There is some exciting new research on Alzheimer’s disease. Alzheimer’s-focused drug developer Alzheon is highlighting…

  • August 28, 2018

There is some exciting new research on Alzheimer’s disease.

Alzheimer’s-focused drug developer Alzheon is highlighting the discovery of a substance in the human brain that inhibits the formation of neurotoxic beta amyloid oligomers, which are key drivers of Alzheimer’s disease.

The substance was identified as 3-sulfopropanoic acid (3-SPA), the primary metabolite of tramiprosate and of the company’s prodrug ALZ-801 in humans.

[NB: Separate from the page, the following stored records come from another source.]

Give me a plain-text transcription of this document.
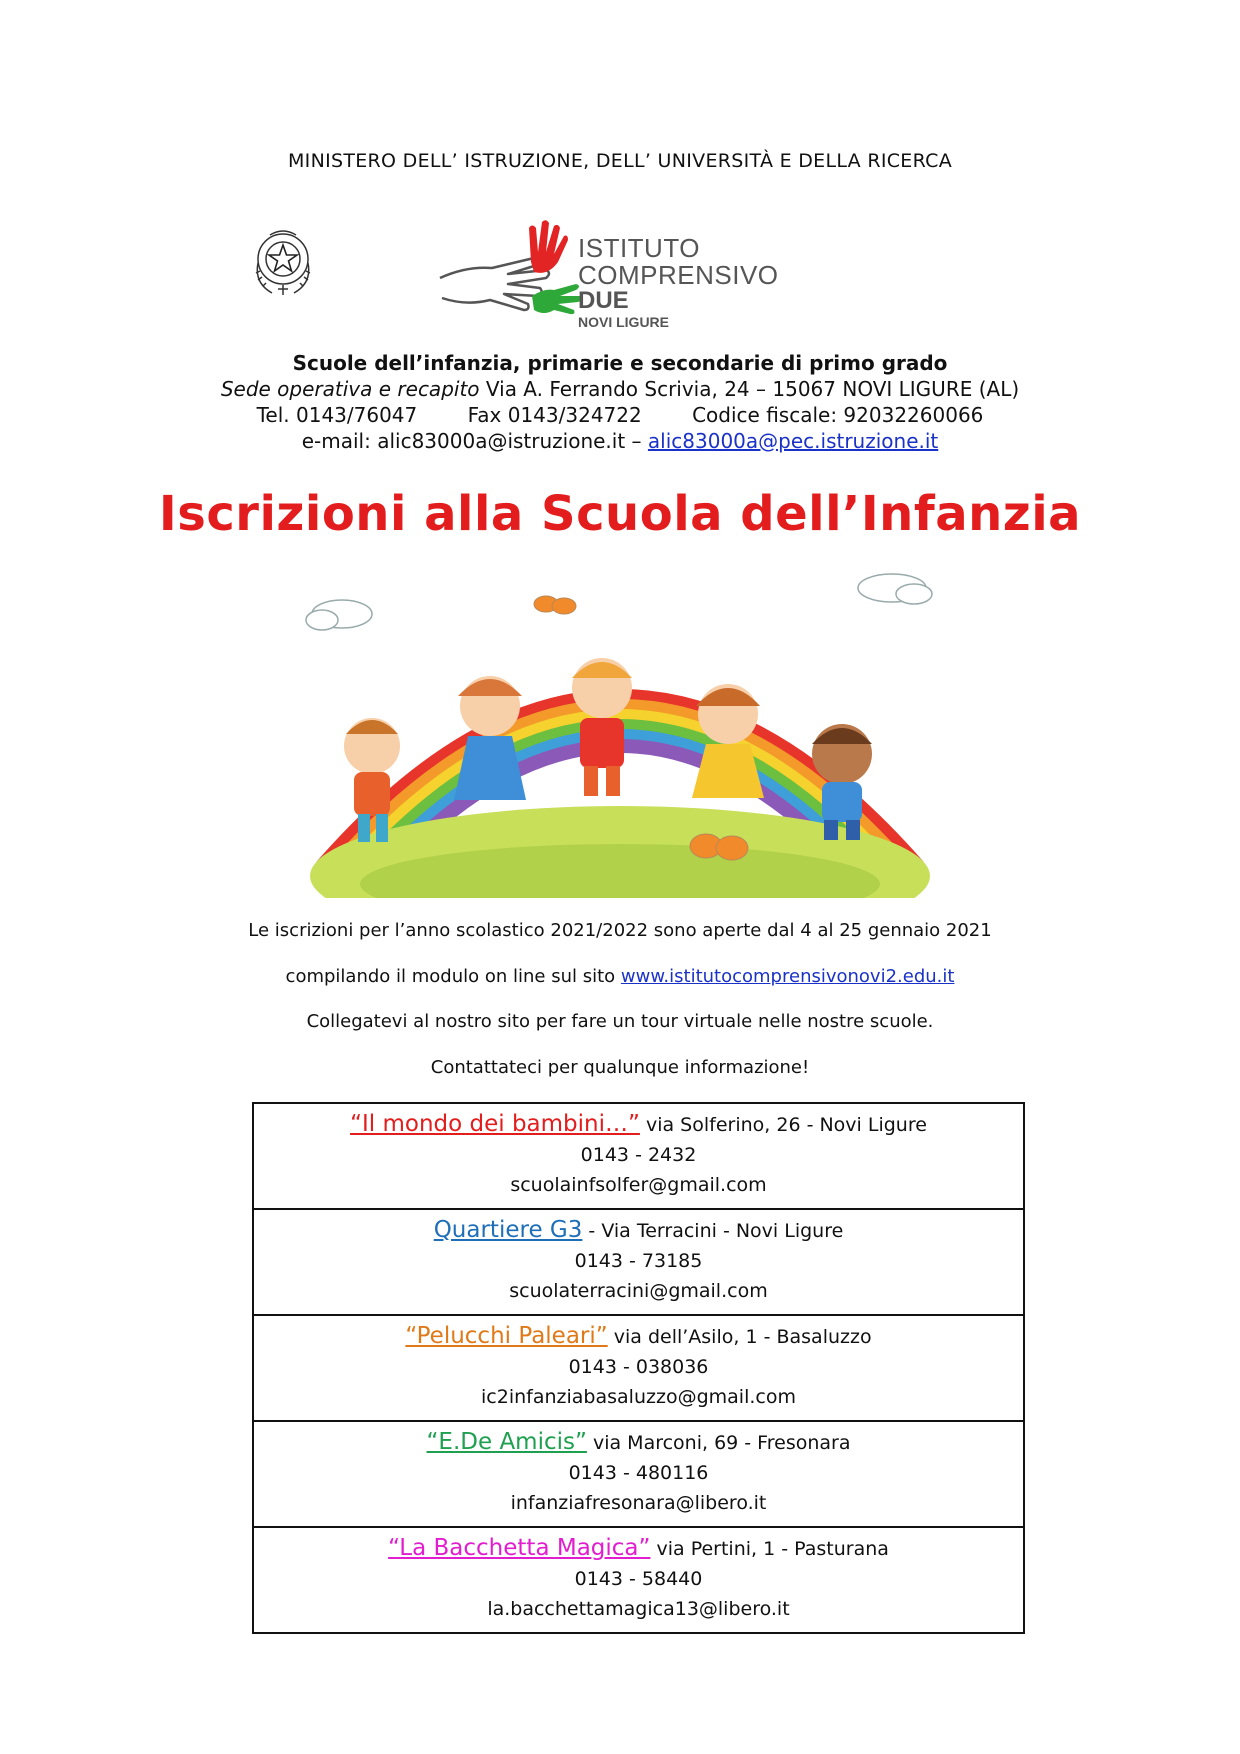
MINISTERO DELL’ ISTRUZIONE, DELL’ UNIVERSITÀ E DELLA RICERCA
ISTITUTO
COMPRENSIVO
DUE
NOVI LIGURE
Scuole dell’infanzia, primarie e secondarie di primo grado
Sede operativa e recapito Via A. Ferrando Scrivia, 24 – 15067 NOVI LIGURE (AL)
Tel. 0143/76047	Fax 0143/324722	Codice fiscale: 92032260066
e-mail: alic83000a@istruzione.it – alic83000a@pec.istruzione.it
Iscrizioni alla Scuola dell’Infanzia
Le iscrizioni per l’anno scolastico 2021/2022 sono aperte dal 4 al 25 gennaio 2021
compilando il modulo on line sul sito www.istitutocomprensivonovi2.edu.it
Collegatevi al nostro sito per fare un tour virtuale nelle nostre scuole.
Contattateci per qualunque informazione!
“Il mondo dei bambini…” via Solferino, 26 - Novi Ligure
0143 - 2432
scuolainfsolfer@gmail.com
Quartiere G3 - Via Terracini - Novi Ligure
0143 - 73185
scuolaterracini@gmail.com
“Pelucchi Paleari” via dell’Asilo, 1 - Basaluzzo
0143 - 038036
ic2infanziabasaluzzo@gmail.com
“E.De Amicis” via Marconi, 69 - Fresonara
0143 - 480116
infanziafresonara@libero.it
“La Bacchetta Magica” via Pertini, 1 - Pasturana
0143 - 58440
la.bacchettamagica13@libero.it
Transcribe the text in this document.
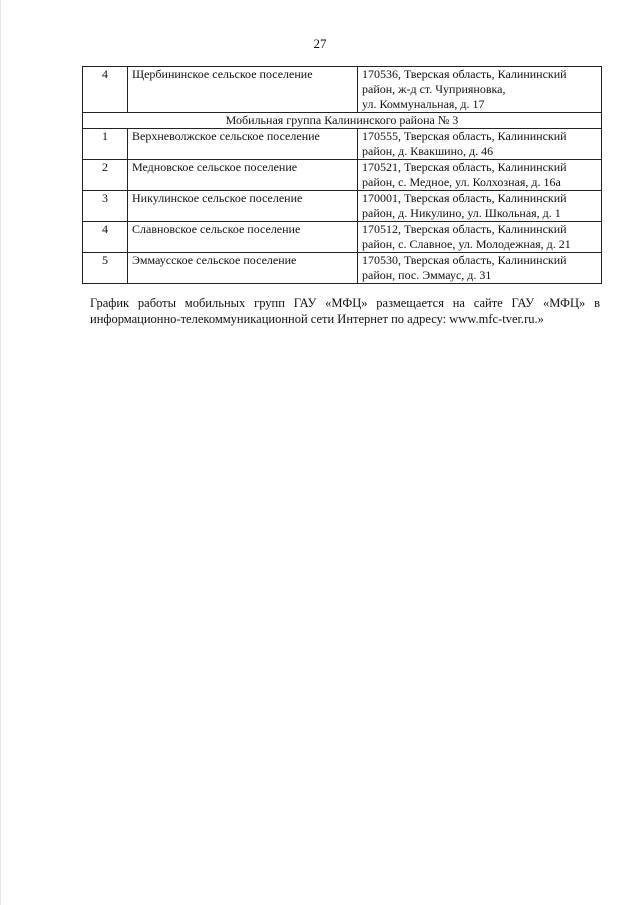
27
4	Щербининское сельское поселение	170536, Тверская область, Калининский
район, ж-д ст. Чуприяновка,
ул. Коммунальная, д. 17

Мобильная группа Калининского района № 3		
1	Верхневолжское сельское поселение	170555, Тверская область, Калининский
район, д. Квакшино, д. 46

2	Медновское сельское поселение	170521, Тверская область, Калининский
район, с. Медное, ул. Колхозная, д. 16а

3	Никулинское сельское поселение	170001, Тверская область, Калининский
район, д. Никулино, ул. Школьная, д. 1

4	Славновское сельское поселение	170512, Тверская область, Калининский
район, с. Славное, ул. Молодежная, д. 21

5	Эммаусское сельское поселение	170530, Тверская область, Калининский
район, пос. Эммаус, д. 31
График работы мобильных групп ГАУ «МФЦ» размещается на сайте ГАУ «МФЦ» в информационно-телекоммуникационной сети Интернет по адресу: www.mfc-tver.ru.»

The cognitive improvements observed in AD patients in the tramiprosate Phase 3 studies may be attributed, in part, to the therapeutic effects of 3-SPA in the brain.

This discovery indicates a potential protective role of 3-SPA in aging human brains and in Alzheimer’s disease, and elucidates the beneficial pharmaceutical attributes of the company’s ALZ-801, including a favorable safety profile, selectivity against amyloid oligomers, and excellent brain penetration.

In other words, the company may be on the road to an effective treatment for Alzheimer’s.

The presence of an endogenous substance that can prevent amyloid oligomers formation also suggests the possibility of a protective endogenous anti- amyloid oligomers pathway within the human central nervous system, with the potential to prevent or delay the onset of AD.

Such physiological amyloid oligomers oligomer pathway could modulate the neurotoxic effects of abnormal amyloid oligomers aggregation in the aging human brain.

So, it might be possible to prevent Alzheimer’s disease in aging people. We can’t stress enough that these discoveries may or may not result in effective new drugs in the near future. However, this is some hopeful research.